Do you think there will be an impact of US tapering on the Indian bond markets?

 

The Indian government and the RBI have done a commendable job in accumulating foreign currency worth $700 billion (adjusting for forwards position) and creating a good safety cushion. Given that Indian macros are in great shape, we believe that India will largely remain insulated from steps like tapering of bond purchases by the US Fed. We continue to remain watchful of the trade balance and the current account data.

 

What strategy should investors adopt at this point?

 

We believe that we are at the start of the interest rate-rise cycle and in the current phase where growth and inflation dynamics are evolving, a relatively nimble and active duration management strategy is recommended as it may benefit from high-term premium (difference in the yield between the long and the short ends of the curve) and to manage portfolios from expected high-interest rate sensitivity. It may be an opportune time to invest in a floating rate fund that can cushion interest rate volatility.

 

An investor can also consider investing in an all seasons bond fund, wherein the fund manager has the flexibility to invest across the curve and make the most of the evolving market conditions.
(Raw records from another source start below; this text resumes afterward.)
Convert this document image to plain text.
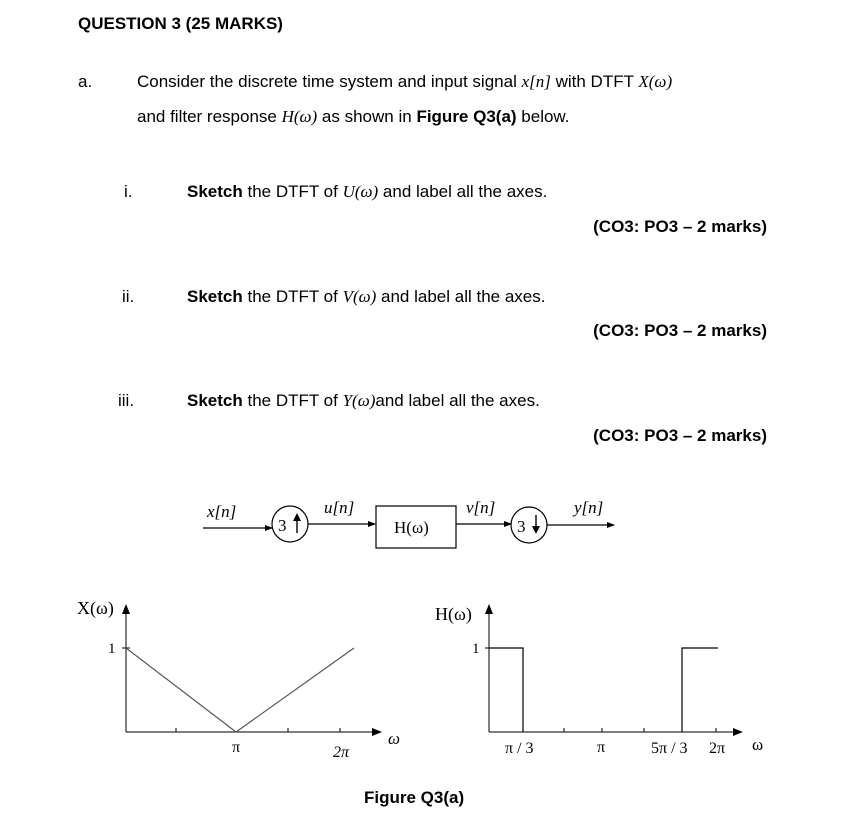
QUESTION 3 (25 MARKS)
a.	Consider the discrete time system and input signal x[n] with DTFT X(ω)
and filter response H(ω) as shown in Figure Q3(a) below.
i.	Sketch the DTFT of U(ω) and label all the axes.
(CO3: PO3 – 2 marks)
ii.	Sketch the DTFT of V(ω) and label all the axes.
(CO3: PO3 – 2 marks)
iii.	Sketch the DTFT of Y(ω)and label all the axes.
(CO3: PO3 – 2 marks)
x[n]
3
u[n]
H(ω)
v[n]
3
y[n]
X(ω)
1
π	2π
ω
H(ω)
1
π / 3	π	5π / 3 2π ω
Figure Q3(a)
There is room for accrual strategy to play out, as well since better spread premium remains prevalent between spread assets and AAA and money market instruments. A savvy investor can consider investing in a credit-risk fund, as well.

 

What are the key risks facing the debt market today?

 

The key risk to the debt market is how the commodity and energy prices behave in the medium term. As India is a large importer of crude oil, any large spike there can change the trade balance and current account balance, apart from the impact on inflation. Another risk is the upward pressure on interest rates as it will impact the profitability of companies that are saddled with debt and also delay the pace of recovery, especially of those companies that are just coming off from the pandemic impact.

 

Do you foresee any kind of downgrade of defaults from Indian Inc? If yes, in which sector?

 

We are positive on the debt cycle, given that leverage is very low and that most of the corporations have deleveraged. Hence, we like the corporate sector from the overall cycle perspective.

 

Currently, the risk of defaults/downgrades has decreased significantly as the pandemic induced restrictions have been relaxed. According to a recent Crisil analysis, the credit ratio (ratio of upgrades to downgrades in credit ratings) — which is an indicator of the financial health of corporations — registered an increase to 2.96 between April and September of this financial year. It was 0.54 in the corresponding period last year, thereby indicating an improvement in the credit profile of the issuers.

 

While the overall development pertaining to the credit quality of corporations have been predominantly positive, some sectors have faced the adverse impact of pandemic-induced stress, mainly contact, movement, and occupancy-intensive sectors (services sector). The impact of lockdown on the SME sector, too, had been significant. While the issuers engaged in these sectors have shown a marked improvement, investors should exercise due caution.